Mel Berning, president of ad sales for A+E networks, says Lifetime is once again growing its female audience, which is good timing given the approaching upfront. During the current broadcast season, Lifetime has increased its primetime viewership 8% among women 25-54 and 12% among women 18-49. Amy Baker, senior VP, ad sales for Lifetime, says among all cable nets with audience composition of more than 70% women, Lifetime is tops in primetime viewership for both the women 18-49 and 25-54 demos.
“Most of our competitors have almost all reality programming, [but] we have a mix of reality, movies and scripted drama,” says Baker. “We believe that’s a major differentiation.”
Berning also touts research indicating most of Lifetime’s growth “is coming at the younger end of the spectrum,” noting the net’s women 18-34 demo ratings are up “about 14-15%” this season.
Baker will aggressively go after categories in this upfront that traditionally have not targeted women, such as automotive and financial.
Jon Steinlauf, executive VP of ad sales for Scripps Networks Interactive, says the company’s six cable nets—which all reach a significant number of women—took in more than $1 billion in the upfront last year.
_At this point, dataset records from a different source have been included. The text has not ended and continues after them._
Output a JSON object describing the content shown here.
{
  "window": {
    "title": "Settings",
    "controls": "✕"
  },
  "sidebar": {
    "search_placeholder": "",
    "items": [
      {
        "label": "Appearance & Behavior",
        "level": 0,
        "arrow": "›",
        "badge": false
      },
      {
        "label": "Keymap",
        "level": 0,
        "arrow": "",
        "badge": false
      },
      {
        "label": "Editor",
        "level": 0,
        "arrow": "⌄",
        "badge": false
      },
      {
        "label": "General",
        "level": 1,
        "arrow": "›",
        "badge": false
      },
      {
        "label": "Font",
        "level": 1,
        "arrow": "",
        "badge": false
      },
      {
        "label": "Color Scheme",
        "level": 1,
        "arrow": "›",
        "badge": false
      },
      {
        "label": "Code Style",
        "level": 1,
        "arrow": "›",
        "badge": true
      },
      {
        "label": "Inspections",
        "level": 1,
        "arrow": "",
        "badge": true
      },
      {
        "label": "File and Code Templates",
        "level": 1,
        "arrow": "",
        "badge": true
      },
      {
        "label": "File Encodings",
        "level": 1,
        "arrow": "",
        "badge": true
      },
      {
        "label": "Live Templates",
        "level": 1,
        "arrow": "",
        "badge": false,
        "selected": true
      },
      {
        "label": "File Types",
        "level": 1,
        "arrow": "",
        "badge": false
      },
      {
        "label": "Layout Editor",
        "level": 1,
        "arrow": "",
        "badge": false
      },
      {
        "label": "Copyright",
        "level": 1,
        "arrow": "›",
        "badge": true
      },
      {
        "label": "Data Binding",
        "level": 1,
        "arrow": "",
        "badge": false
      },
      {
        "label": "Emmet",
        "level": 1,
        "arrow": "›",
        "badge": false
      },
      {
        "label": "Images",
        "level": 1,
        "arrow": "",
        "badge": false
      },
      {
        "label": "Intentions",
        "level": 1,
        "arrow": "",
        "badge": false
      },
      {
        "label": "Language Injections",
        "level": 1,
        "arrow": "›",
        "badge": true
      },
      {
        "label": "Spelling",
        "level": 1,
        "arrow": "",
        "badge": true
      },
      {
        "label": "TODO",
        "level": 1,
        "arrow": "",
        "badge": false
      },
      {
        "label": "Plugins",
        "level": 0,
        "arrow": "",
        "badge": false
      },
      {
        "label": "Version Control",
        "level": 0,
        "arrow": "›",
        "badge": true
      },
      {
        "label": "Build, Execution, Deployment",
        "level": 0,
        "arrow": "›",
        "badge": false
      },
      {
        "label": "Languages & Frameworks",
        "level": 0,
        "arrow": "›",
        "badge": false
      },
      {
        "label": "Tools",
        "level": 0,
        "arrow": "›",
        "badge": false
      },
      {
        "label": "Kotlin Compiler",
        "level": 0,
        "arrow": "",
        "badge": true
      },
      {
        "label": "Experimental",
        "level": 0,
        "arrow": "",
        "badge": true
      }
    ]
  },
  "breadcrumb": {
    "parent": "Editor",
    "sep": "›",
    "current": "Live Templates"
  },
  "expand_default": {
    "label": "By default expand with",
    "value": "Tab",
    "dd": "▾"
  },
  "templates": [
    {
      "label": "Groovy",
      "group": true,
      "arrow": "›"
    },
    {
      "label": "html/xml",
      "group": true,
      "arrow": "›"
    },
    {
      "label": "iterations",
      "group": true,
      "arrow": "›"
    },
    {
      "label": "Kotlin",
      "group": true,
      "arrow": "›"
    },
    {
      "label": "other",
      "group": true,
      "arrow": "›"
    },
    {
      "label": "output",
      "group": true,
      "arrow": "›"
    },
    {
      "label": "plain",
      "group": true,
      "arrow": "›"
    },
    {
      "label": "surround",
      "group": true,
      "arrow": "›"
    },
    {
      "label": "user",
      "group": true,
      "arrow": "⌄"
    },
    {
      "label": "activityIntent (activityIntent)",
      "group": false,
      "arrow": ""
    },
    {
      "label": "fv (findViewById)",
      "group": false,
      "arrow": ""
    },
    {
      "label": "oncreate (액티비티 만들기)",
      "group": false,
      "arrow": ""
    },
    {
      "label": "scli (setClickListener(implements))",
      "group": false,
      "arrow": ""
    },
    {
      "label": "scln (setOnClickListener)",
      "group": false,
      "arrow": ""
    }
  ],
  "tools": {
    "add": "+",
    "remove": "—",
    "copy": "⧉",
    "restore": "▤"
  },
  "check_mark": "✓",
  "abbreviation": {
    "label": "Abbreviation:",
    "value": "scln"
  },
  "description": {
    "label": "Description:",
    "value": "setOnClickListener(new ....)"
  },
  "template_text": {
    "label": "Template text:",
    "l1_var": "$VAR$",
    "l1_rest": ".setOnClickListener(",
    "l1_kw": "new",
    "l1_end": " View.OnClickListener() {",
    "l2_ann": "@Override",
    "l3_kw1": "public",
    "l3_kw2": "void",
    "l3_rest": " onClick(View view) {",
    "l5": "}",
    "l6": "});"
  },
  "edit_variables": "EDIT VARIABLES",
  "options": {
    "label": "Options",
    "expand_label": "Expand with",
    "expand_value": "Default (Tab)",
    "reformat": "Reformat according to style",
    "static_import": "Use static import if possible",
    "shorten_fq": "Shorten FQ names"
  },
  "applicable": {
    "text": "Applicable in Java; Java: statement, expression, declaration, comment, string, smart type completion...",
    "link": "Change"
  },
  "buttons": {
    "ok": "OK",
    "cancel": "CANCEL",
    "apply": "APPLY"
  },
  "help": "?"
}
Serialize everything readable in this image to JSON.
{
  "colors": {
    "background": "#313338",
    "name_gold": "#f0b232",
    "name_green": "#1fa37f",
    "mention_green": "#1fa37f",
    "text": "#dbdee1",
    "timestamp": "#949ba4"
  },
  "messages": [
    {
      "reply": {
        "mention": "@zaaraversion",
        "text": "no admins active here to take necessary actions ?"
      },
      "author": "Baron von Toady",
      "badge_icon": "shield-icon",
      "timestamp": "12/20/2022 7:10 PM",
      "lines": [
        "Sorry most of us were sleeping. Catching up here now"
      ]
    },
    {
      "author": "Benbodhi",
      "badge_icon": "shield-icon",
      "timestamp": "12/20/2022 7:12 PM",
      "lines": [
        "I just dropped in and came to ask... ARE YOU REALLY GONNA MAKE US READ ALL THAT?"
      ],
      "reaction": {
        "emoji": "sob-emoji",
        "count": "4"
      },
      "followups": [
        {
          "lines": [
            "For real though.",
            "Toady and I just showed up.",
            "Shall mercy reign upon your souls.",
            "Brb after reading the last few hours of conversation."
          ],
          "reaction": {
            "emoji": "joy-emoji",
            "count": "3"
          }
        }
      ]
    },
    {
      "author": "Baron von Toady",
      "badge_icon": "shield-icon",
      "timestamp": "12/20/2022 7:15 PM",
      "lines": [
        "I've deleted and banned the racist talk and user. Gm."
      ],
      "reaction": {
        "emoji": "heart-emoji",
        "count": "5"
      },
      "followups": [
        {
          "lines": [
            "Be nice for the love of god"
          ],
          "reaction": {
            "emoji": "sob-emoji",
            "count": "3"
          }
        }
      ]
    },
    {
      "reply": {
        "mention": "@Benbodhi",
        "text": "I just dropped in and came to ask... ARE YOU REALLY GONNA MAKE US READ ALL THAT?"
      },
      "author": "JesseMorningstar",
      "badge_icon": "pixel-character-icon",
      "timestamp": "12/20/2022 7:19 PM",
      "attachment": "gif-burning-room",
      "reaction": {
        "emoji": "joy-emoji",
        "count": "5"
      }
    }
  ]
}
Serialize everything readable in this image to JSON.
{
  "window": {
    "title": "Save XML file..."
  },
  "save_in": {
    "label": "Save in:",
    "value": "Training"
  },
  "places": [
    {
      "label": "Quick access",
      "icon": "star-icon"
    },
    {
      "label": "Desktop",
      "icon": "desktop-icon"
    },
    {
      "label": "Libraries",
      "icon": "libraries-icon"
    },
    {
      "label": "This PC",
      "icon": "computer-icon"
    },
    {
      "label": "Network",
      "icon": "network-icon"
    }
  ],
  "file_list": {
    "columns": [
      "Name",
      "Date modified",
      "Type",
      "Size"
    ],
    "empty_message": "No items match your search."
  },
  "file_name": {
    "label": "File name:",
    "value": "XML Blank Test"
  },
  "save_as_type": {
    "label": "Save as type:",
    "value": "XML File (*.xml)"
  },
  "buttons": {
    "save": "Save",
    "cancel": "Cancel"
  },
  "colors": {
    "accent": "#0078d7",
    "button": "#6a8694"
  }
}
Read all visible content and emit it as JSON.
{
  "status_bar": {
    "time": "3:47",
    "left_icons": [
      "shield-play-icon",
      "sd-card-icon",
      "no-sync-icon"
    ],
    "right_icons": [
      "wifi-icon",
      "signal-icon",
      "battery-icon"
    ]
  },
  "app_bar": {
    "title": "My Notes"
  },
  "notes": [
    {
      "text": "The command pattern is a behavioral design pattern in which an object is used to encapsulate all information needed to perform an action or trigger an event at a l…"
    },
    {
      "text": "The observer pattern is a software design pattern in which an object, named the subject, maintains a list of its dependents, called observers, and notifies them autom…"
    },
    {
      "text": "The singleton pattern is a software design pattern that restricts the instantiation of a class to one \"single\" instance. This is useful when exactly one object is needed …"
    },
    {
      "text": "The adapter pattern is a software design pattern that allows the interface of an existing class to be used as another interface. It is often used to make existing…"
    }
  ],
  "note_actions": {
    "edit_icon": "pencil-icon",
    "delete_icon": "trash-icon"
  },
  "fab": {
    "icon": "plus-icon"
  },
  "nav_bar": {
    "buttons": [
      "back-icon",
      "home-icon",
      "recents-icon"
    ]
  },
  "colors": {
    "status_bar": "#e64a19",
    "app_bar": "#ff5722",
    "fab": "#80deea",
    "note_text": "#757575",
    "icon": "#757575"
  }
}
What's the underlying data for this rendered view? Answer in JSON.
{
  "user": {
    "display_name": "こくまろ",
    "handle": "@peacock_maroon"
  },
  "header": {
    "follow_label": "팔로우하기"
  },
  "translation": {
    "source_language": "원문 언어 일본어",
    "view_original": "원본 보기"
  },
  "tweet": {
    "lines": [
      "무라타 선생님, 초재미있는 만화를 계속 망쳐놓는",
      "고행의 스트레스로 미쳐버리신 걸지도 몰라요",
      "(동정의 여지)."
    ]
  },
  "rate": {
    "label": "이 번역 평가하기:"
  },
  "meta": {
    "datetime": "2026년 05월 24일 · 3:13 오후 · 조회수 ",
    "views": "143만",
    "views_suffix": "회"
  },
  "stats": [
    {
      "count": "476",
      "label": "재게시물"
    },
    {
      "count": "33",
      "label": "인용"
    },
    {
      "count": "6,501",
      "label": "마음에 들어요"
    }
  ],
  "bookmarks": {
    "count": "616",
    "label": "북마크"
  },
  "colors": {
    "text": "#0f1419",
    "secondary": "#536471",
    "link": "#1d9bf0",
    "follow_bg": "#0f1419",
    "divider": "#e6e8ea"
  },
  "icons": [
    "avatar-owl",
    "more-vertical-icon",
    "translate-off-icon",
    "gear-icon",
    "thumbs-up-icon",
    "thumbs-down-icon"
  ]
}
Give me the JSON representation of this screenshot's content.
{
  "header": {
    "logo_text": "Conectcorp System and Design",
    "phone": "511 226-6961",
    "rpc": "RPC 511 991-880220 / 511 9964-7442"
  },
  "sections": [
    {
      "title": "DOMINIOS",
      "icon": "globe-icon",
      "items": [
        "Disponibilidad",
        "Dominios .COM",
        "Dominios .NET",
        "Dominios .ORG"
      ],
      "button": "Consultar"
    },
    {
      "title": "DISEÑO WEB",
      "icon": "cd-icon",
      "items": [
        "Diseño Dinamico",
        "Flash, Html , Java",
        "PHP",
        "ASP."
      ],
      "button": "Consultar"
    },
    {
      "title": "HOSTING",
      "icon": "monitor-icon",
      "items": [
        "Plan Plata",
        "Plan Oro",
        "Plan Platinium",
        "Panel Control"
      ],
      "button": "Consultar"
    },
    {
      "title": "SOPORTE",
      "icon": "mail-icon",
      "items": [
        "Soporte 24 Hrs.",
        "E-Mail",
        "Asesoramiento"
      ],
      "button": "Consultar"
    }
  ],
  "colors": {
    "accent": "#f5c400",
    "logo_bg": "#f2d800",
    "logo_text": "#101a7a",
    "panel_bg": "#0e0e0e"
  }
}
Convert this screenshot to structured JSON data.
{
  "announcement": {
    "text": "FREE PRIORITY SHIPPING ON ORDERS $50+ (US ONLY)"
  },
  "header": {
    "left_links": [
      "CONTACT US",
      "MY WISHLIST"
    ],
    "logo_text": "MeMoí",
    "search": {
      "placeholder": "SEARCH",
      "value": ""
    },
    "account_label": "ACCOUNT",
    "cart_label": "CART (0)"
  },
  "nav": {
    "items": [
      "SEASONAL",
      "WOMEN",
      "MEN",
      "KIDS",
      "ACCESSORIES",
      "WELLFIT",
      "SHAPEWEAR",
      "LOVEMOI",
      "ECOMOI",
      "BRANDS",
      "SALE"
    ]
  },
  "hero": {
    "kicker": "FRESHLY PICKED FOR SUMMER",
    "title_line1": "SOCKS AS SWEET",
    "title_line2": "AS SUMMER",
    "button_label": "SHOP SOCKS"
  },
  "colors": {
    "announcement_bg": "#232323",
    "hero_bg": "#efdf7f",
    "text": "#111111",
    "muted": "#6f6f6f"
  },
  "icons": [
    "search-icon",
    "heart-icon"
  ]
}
Food Network and Cooking Channel each have an audience makeup of about 63% women; HGtV’s is 65% female.
Scripps will again take its unique approach to the upfront, traveling to eight cities to do traditional, six-network presentations, with sales and programming overviews and appearances by on-air talent at a central location in each city.
Steinlauf says beyond Food and Cooking’s viewers, HGTV offers the most upscale female audience total-day numbers, as well as primetime, on cable, according to Nielsen NPower data. He notes the Scripps nets work with advertisers to create short-form custom content for brands either as part of shows or as advertiser-sponsored vignettes during commercial breaks that are related to a show’s theme.
Ad packages can also include print ads in HGTV and Food Network magazines as well as digital extensions.